Even the 1930 analogy is over the top. Touch wood. A bit of cautionary hyperbole. True, Ashcroft's gumshoes are checking our Internet hits and visiting the public libraries these days to see what we've been reading. (I thought these guys liked smaller government. Or is that only when we're talking about such things as environmental laws or consumer protections that cost corporations money?) The librarians, to their credit, are not taking this lying down. Some libraries have taken to shredding user information documents daily.

And there are, of course, people in our jails now who have been incarcerated a long time without being charged with a crime. Foreigners, I suppose, many of them in violation of visa laws, but held in secret. We don't really know who they are. The Justice Department's Inspector General has condemned the practice, citing the holding of prisoners for months without any charges or evidence, subjecting them to physical and verbal abuse, and "illuminating detainees' cells for 24 hours a day." Nowhere near Nazi level abuses, but still ...

And we have just clobbered a middle eastern country for reasons that are becoming less plausible by the day. America, like Germany in 1930, seems to be going through a disturbing personality change. Mild-mannered, mostly Scandinavian-descended Minnesotans have just legalized the concealed carrying of handguns. Paul Wellstone's state is now Norm Coleman's state. Unlike Mr. Traub's, my blood is not boiling, but it is chilled a little. What's happening to us? Where are we going?

 

My friend and former colleague, Jim Eggert (we're both retired from a small college in northern Wisconsin) has an interesting idea about all this. Jim, an economist, has written some articles for these pages and, among other works, Song of the Meadowlark: Exploring Values for a Sustainable Future [Ten Speed Press]. Here's his idea. For years the Bulletin of the Atomic Scientists has published a "doomsday clock" that shows how many minutes remain until the midnight of nuclear annihilation. The clock, like the 1933 analogy, is not to be taken literally. It even ticks backwards at times. With the ending of the cold war the minute hand backed off some. After the START Treaty of 1991 it got all the way back to 17 minutes before 12. With the Bush administration's rejection of arms control treaties and the ABM Treaty, and its sloppiness at preventing the flow of nuclear materials, the clock is now back to the original seven minutes that it showed in 1947.
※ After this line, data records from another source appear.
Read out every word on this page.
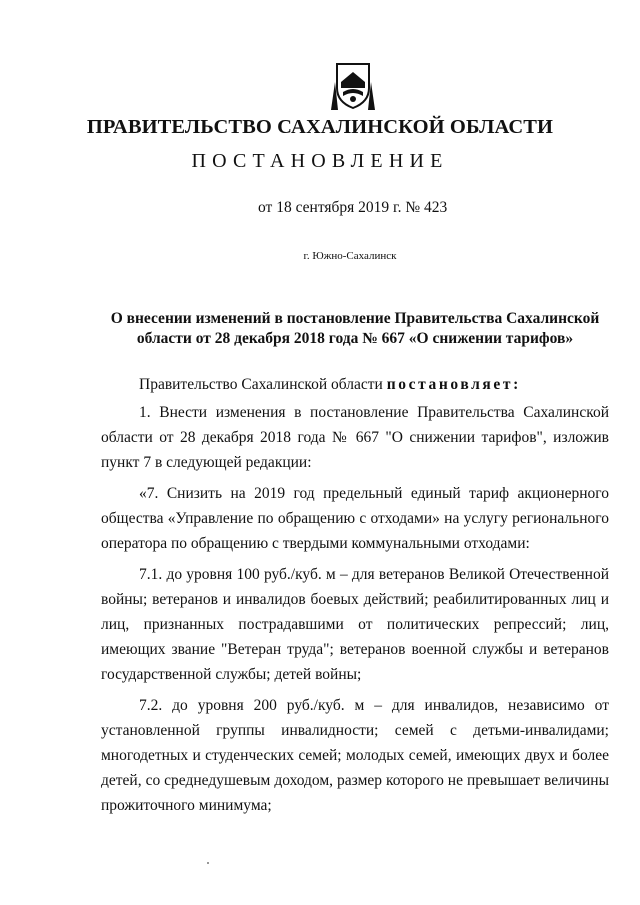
ПРАВИТЕЛЬСТВО САХАЛИНСКОЙ ОБЛАСТИ
ПОСТАНОВЛЕНИЕ
от 18 сентября 2019 г. № 423
г. Южно-Сахалинск
О внесении изменений в постановление Правительства Сахалинской
области от 28 декабря 2018 года № 667 «О снижении тарифов»

Правительство Сахалинской области постановляет:

1. Внести изменения в постановление Правительства Сахалинской области от 28 декабря 2018 года № 667 "О снижении тарифов", изложив пункт 7 в следующей редакции:

«7. Снизить на 2019 год предельный единый тариф акционерного общества «Управление по обращению с отходами» на услугу регионального оператора по обращению с твердыми коммунальными отходами:

7.1. до уровня 100 руб./куб. м – для ветеранов Великой Отечественной войны; ветеранов и инвалидов боевых действий; реабилитированных лиц и лиц, признанных пострадавшими от политических репрессий; лиц, имеющих звание "Ветеран труда"; ветеранов военной службы и ветеранов государственной службы; детей войны;

7.2. до уровня 200 руб./куб. м – для инвалидов, независимо от установленной группы инвалидности; семей с детьми-инвалидами; многодетных и студенческих семей; молодых семей, имеющих двух и более детей, со среднедушевым доходом, размер которого не превышает величины прожиточного минимума;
Maybe, Jim Eggert suggested in our small town coffee shop the other day, now would be a good time for another clock. A Liberty Clock, a liberty torch at each minute -- the flame getting smaller as the hour approaches midnight, the midnight torch having no flame, just a wisp of smoke.

And who better to set the hands of the clock than the American Library Association? Freedom of the press, the First Amendment in our Bill of Rights, is the keystone of all of our freedom. And the librarians do seem up to the task. "In a survey sent to 1,500 libraries last fall by the Library Research Center at the University of Illinois, the staffs at 219 libraries said they had cooperated with law enforcement requests for information about patrons; staffs at 225 libraries said they had not," says a New York Times article of April 7, 2003. These days even a small majority standing against the current is impressive. Go librarians.

Note to ALA (or the ACLU?): How about it? A liberty clock on the model of the doomsday clock. And, like the doomsday clock, it can be set back. That's the whole point of a warning device -- to set the clock ticking backwards. To help prevent the thing happening.

There is still time. It's not 1933 in America yet.